Chapter 4 deals with identifying attacks starting with how malware infects a PC and providing pointers on how to identify both internal and external attacks. I was very pleased in this section to see information on social engineering and the role that this plays in malware infections.
Chapter 5 provides a very useful list of external resources that can be utilised to help protect your PC and clean a malware infection, including the Microsoft Malware Protection Center, a great location for finding updates, additional security recommendations and products etc. This chapter also provides some limited information on third-party tools that are available. Again, I would have liked to see a more expansive list here, and it’s worth mentioning that many anti-virus vendors provide a free option of their products.

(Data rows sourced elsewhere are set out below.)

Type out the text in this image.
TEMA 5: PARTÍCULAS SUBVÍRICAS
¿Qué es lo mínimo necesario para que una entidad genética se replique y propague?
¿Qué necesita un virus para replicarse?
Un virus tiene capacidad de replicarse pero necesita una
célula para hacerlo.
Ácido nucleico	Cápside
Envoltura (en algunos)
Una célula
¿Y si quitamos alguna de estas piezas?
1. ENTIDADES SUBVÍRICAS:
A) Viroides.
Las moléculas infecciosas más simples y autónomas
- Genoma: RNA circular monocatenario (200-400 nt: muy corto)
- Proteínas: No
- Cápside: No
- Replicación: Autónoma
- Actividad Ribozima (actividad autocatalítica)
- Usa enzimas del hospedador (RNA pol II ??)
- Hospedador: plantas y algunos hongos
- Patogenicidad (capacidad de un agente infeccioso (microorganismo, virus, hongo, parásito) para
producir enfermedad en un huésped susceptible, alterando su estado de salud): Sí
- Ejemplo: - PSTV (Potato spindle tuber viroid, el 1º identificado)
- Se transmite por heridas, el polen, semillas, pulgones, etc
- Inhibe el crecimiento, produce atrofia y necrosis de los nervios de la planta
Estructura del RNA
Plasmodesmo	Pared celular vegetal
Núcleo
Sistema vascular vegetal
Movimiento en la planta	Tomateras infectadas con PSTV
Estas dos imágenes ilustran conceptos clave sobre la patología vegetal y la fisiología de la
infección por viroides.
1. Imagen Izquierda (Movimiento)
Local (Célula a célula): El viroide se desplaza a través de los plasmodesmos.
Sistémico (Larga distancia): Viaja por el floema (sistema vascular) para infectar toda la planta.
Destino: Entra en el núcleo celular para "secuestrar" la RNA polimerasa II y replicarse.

Chapter 6 deals with manually removing malware, and for me this was probably the most useful part of this book. What do you do when malware has ended up on your PC despite your best efforts and you’re now having issues running the automated tools to get rid if it? This chapter helps in this scenario, and provides some steps to take to identify what’s running on the PC, suspend and/or kill the process and remove the infection. In particular I’m pleased to see the Microsoft Sysinternals tools discussed (albeit briefly) as they are my ‘go to’ toolset when dealing with an infection on a PC. If you’re interested in these and how they can be used, it’s worth looking at some of Mark Russinovich’s ‘Case of the Unexplained’ videos as Mark goes through the use of these tools in more detail.
There are one or two downsides; the book is only a slim volume. This has both plusses and minuses insofar as being slim, more people are likely to read it end-to-end and therefore benefit the most from it, however in one or two areas a few more details might be appreciated. For such a slim volume, it’s also more expensive than I would hope for at an RRP of £14.99, which may limit its take-up.
All in all however this is a very easily accessible book that provides great guidance on how to secure your PC, what to watch out for and how to deal with a malware infection. I’ll be encouraging a few people I know to buy a copy and read it!